From what I’ve been reading, as soon as the browser loads jQuery or a Google Font or a Google map it sends the IP address of the visitor to Google’s servers without any option to ask for their consent beforehand.
A key problem is that every country is treating this differently, but Germany is saying that under GDPR, IP addresses are considered personal data, so If we could store the fonts on our own servers there is no IP number transfer and therefore it sidesteps that particular issue.
I believe Google complies with the US Privacy Shield, which should be adequate in theory, but it seems that is irrelevant, because it still requires visitor consent and the owner of the website is held accountable. Web hosts are also walking on egg shells here and I’m very glad I never became a reseller.
From what I can tell it’s just a very badly written law, created by people who have no understanding of the internet or how it works, which is then being interpreted differently in every country. As always there are people who get a kick out of making it as complicated and expensive as possible, just like they did with EU VAT on digital downloads.
My inbox has been full of emails from a small number of clients fussing over GDPR and they are treating me like a legal consultant, but worse still framing the discussion as though I will be personally accountable if they experience any issues.
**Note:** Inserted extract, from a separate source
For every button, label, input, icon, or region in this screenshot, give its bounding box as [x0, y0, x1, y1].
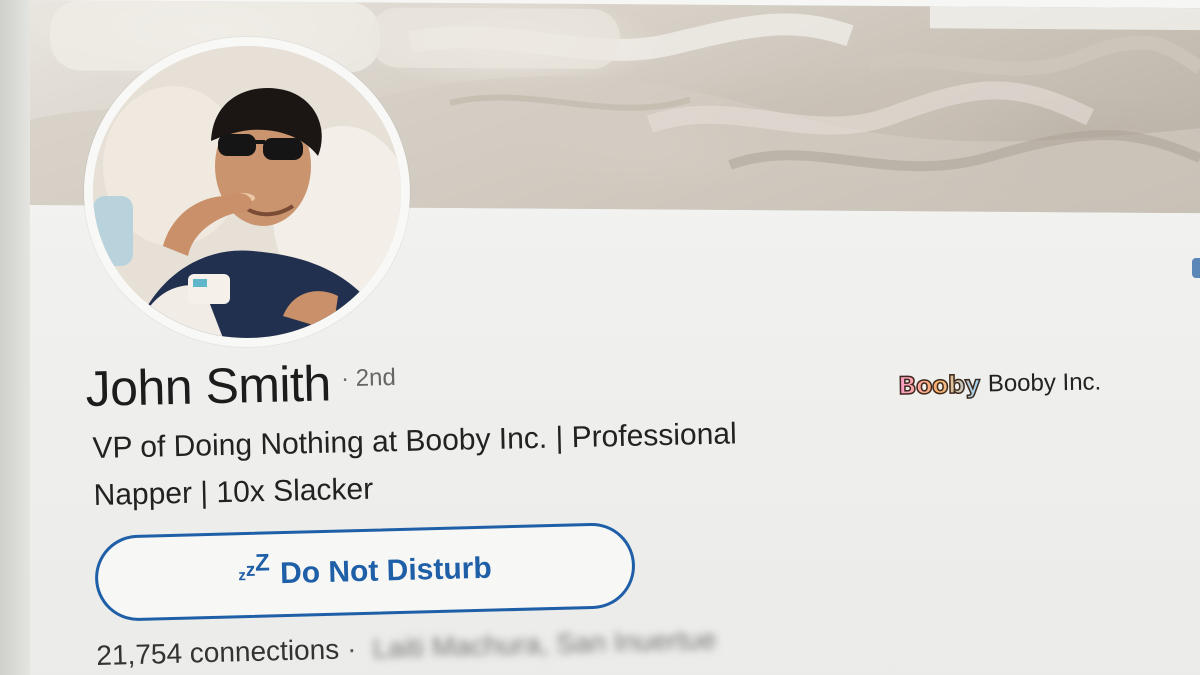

Reading on the internet, I’ve seen various software developers for web apps scrambling to find away around these points and issuing updates. For example the developer of the Stacks plugin for Rapidweaver issued an update so that jQuery access to a CDN can be controlled.
My wife works at a local college and they have been furiously shredding papers there for the last month in preparation for all of this, so the hysteria is not just limited to websites, but it seems like the penalties for non compliance can be pretty harsh.